Research relating to the GHSI
A Holistic Framework of Gambling Harms and Recovery, Derived from a Rapid Evidence Assessment and Qualitative Interviews with People who Gamble and Affected Others. Collard, S., Wheaton, J., Davies, S., Statton, R., Martin, I., Pinto, C., Browne, M., Conway, M., Walsh, C., Dobson, N., & Close, J. (2025). PsyArXiv. https://doi.org/10.31234/osf.io/yudq6_v1
This study developed a holistic, empirically grounded framework of gambling-related harm and recovery tailored to the Great Britain context. Through a Rapid Evidence Assessment and 40 qualitative interviews with people experiencing gambling harms and affected others, the framework encompasses three broad components of harm: resources, wellbeing, and relationships. It explicitly acknowledges stigma as a gambling harm and conceptualises recovery as a multidimensional process involving financial stability, identity repair, and social connection, underpinned by support networks alongside control, insight, behaviour change, and ownership. The framework advances gambling harms research by integrating lived experience, acknowledging affected others, and embedding recovery as a central component.

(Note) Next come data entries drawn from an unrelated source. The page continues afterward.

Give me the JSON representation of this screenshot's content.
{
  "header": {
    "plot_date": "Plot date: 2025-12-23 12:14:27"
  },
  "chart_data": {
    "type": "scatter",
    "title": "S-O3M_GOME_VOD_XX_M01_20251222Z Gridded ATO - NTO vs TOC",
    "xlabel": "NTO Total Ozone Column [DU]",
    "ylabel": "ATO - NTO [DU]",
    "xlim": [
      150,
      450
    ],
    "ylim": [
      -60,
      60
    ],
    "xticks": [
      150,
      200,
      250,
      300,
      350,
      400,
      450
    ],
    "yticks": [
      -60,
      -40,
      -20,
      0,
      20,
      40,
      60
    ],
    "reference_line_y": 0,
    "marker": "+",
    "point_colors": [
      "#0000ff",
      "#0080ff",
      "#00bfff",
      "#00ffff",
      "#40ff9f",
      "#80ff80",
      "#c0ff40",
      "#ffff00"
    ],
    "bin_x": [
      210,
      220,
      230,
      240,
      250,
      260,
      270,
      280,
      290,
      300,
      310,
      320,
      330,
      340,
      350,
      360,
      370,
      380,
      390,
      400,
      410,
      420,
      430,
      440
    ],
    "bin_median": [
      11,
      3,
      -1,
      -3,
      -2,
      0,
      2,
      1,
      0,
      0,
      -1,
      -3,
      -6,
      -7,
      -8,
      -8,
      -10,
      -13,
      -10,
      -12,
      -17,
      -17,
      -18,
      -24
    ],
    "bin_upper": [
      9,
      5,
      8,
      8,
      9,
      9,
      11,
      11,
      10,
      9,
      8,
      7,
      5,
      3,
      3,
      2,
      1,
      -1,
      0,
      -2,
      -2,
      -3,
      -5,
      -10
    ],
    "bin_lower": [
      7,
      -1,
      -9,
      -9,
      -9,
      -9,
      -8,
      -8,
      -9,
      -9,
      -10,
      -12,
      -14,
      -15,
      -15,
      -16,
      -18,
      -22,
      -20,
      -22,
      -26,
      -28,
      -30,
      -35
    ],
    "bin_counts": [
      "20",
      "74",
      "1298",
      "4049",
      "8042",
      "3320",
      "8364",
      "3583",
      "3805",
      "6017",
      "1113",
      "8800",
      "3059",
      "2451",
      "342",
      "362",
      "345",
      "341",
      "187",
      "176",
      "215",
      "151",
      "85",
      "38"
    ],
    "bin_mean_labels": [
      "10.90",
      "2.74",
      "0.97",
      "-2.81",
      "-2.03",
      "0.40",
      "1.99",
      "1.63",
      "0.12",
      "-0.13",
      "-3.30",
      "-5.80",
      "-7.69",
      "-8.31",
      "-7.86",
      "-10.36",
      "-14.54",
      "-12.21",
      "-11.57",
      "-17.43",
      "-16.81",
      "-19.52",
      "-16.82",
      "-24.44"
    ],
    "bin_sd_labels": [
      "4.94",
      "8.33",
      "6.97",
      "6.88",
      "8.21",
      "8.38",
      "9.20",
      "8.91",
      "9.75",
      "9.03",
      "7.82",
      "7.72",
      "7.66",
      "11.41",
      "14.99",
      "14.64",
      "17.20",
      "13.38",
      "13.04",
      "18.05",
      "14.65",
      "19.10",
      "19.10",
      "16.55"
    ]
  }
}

Development and Validation of the Gambling Harms Severity Index (GHSI-10) and the GHSI for Affected Others (GHSI-AO-10): Measurement Instruments for People Experiencing Gambling Related Harms and Affected Others. Close, J., Statton, R., Collard, S., Wheaton, J., Davies, S., Martin, I., Pinto, C., Conway, M., Walsh, C., & Browne, M. (2025). PsyArXiv. https://doi.org/10.31234/osf.io/w8fb6_v1
This study reports the development and validation of the GHSI-10 and GHSI-AO-10, co-designed instruments for measuring gambling-related harms among people who gamble and affected others. Using a multi-phase, mixed-methods approach grounded in a holistic framework of gambling harm and recovery, items were co-produced with individuals with lived experience, affected others, practitioners, and academic experts. Psychometric validation conducted with over 3,000 participants in the UK demonstrated strong reliability, convergent validity with existing measures, and good fit using both classical test theory and Rasch measurement approaches. The instruments use non-stigmatising, person-centred language designed to reduce denial and social desirability biases, with a focus on harms that are dynamic and responsive to recovery pathways.